A sudden interest-rate spike highlights two contradictory Fed trends
American financial markets went for an interesting ride last week. A particular market that specializes in providing banks and firms with short-term cash was hit by an unexpected squeeze last Monday. Interest rates in that market briefly quadrupled to 10 percent by Tuesday morning. That jump bled into the Federal Reserve's target interest rate, driving it up to the very top of the range the Fed is currently targeting.
It was an exceedingly weird momentary panic that's had Fed-watchers talking since. And it highlights how two basic trends in Federal Reserve monetary policy have evolved since the 2008 crisis — and how they just ran headlong into one another.

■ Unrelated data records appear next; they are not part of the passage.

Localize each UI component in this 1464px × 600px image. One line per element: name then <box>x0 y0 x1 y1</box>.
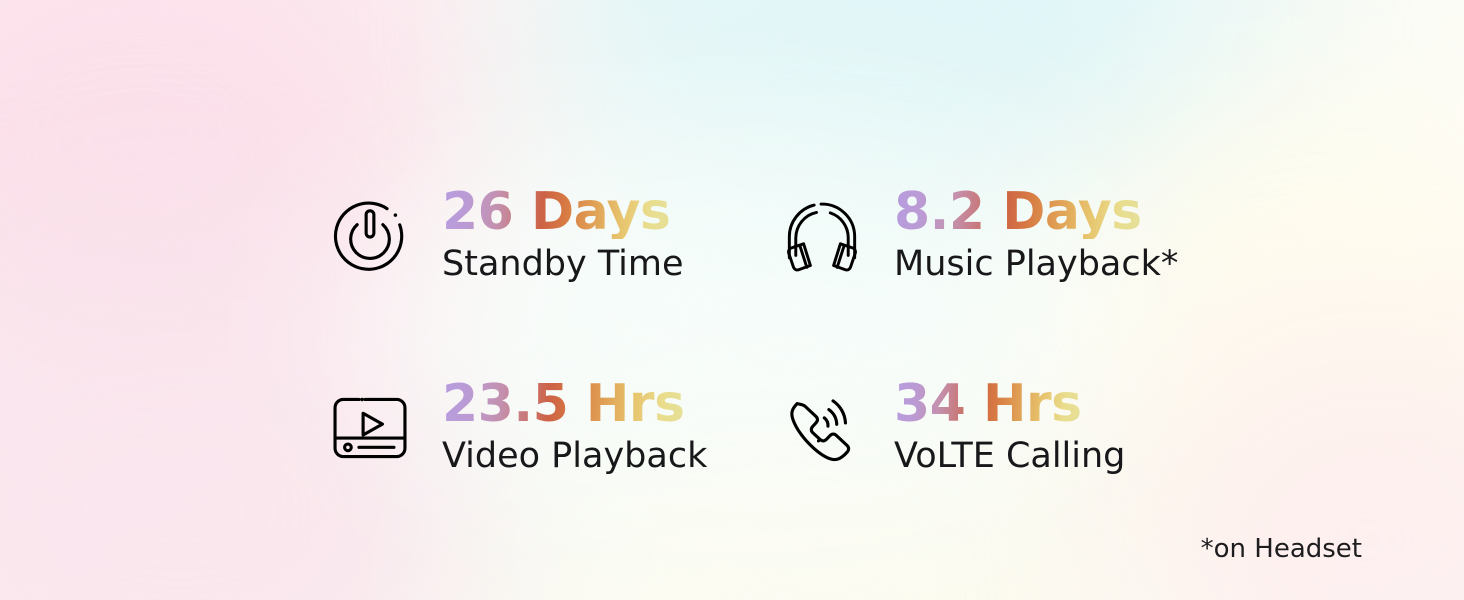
spec-value: 34 Hrs <box>894 378 1082 431</box>
spec-value: 26 Days <box>442 186 670 239</box>
phone-call-icon <box>774 380 870 476</box>
spec-text-music-playback: 8.2 Days Music Playback* <box>894 186 1178 286</box>
video-player-icon <box>322 380 418 476</box>
spec-item-volte-calling: 34 Hrs VoLTE Calling <box>774 332 1222 524</box>
spec-text-standby-time: 26 Days Standby Time <box>442 186 684 286</box>
spec-item-standby-time: 26 Days Standby Time <box>322 140 774 332</box>
battery-spec-banner: 26 Days Standby Time 8.2 Days <box>0 0 1464 600</box>
headphones-icon <box>774 189 870 285</box>
spec-value: 23.5 Hrs <box>442 378 685 431</box>
spec-text-volte-calling: 34 Hrs VoLTE Calling <box>894 378 1125 478</box>
spec-label: VoLTE Calling <box>894 435 1125 478</box>
power-icon <box>322 189 418 285</box>
spec-value: 8.2 Days <box>894 186 1142 239</box>
spec-label: Video Playback <box>442 435 707 478</box>
spec-item-video-playback: 23.5 Hrs Video Playback <box>322 332 774 524</box>
spec-label: Standby Time <box>442 243 684 286</box>
spec-grid: 26 Days Standby Time 8.2 Days <box>322 140 1222 524</box>
footnote: *on Headset <box>1201 534 1362 564</box>
spec-text-video-playback: 23.5 Hrs Video Playback <box>442 378 707 478</box>
spec-item-music-playback: 8.2 Days Music Playback* <box>774 140 1222 332</box>
spec-label: Music Playback* <box>894 243 1178 286</box>
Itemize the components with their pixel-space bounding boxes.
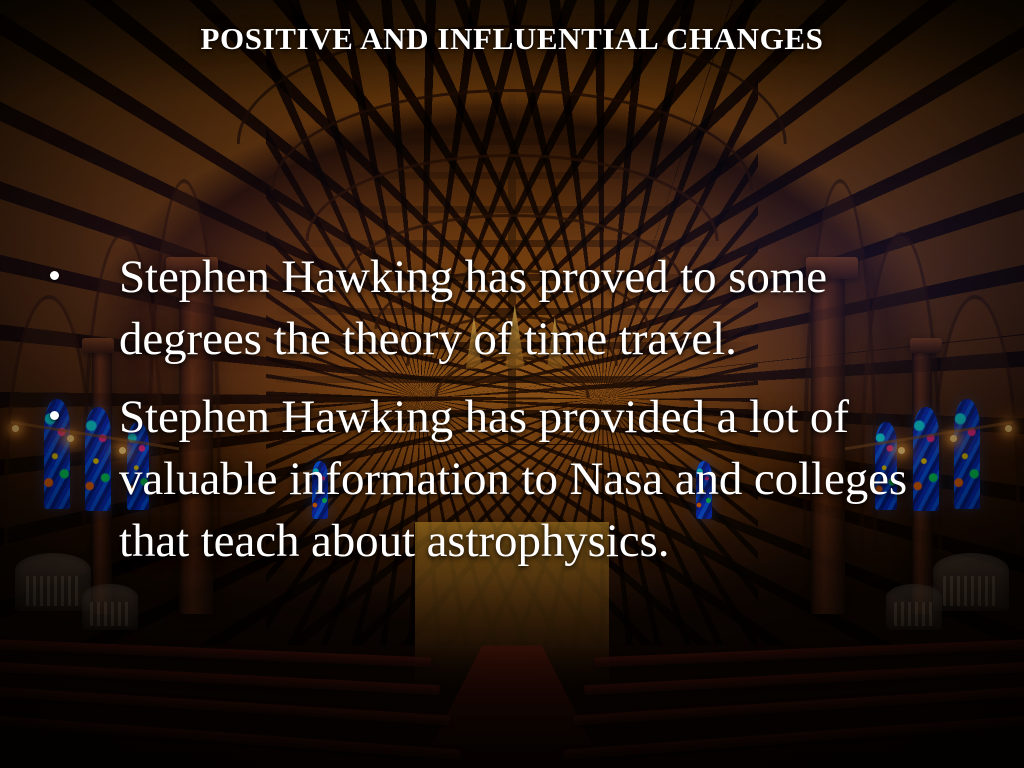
- presentation-slide: POSITIVE AND INFLUENTIAL CHANGES Stephen…: [0, 0, 1024, 768]
- bullet-item: Stephen Hawking has proved to some degre…: [50, 246, 960, 370]
- bullet-dot-icon: [50, 411, 59, 420]
- bullet-dot-icon: [50, 271, 59, 280]
- bullet-item-text: Stephen Hawking has provided a lot of va…: [119, 386, 960, 572]
- bullet-item: Stephen Hawking has provided a lot of va…: [50, 386, 960, 572]
- bullet-list: Stephen Hawking has proved to some degre…: [50, 246, 960, 588]
- slide-content: POSITIVE AND INFLUENTIAL CHANGES Stephen…: [0, 0, 1024, 768]
- slide-title: POSITIVE AND INFLUENTIAL CHANGES: [0, 22, 1024, 57]
- bullet-item-text: Stephen Hawking has proved to some degre…: [119, 246, 960, 370]
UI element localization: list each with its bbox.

Before the Great Recession, the Fed relied on a "corridor system" to target interest rates. The central bank bought and sold U.S. Treasuries with the major banks, and those exchanges moved reserves — the foundational layer of money the Fed creates and pumps out to backstop the financial system — in and out of the banking system. By changing the overall supply of reserves in the banking system, the Fed could exert upward or downward pressure on the interest rate banks charged each other for reserves.
The thing is, for the corridor system to reliably function, the Fed had to keep the overall supply of reserves on a short leash. When the 2008 crisis hit, the Fed flooded the banks with reserves to shore them up; that increase drove the interbank lending rate to permanent zero, effectively wiping out the corridor system's functionality.

A pure corridor system works. Our corridor system worked fine until government debt threatened the Fed.  To get back to pure corridor, the Fed needs a long term contract with Congress over the seigniorage issue so the liquidity state of federal programs can be exposed to the liquidity market.

The contradiction is deeper than stated, but solvable.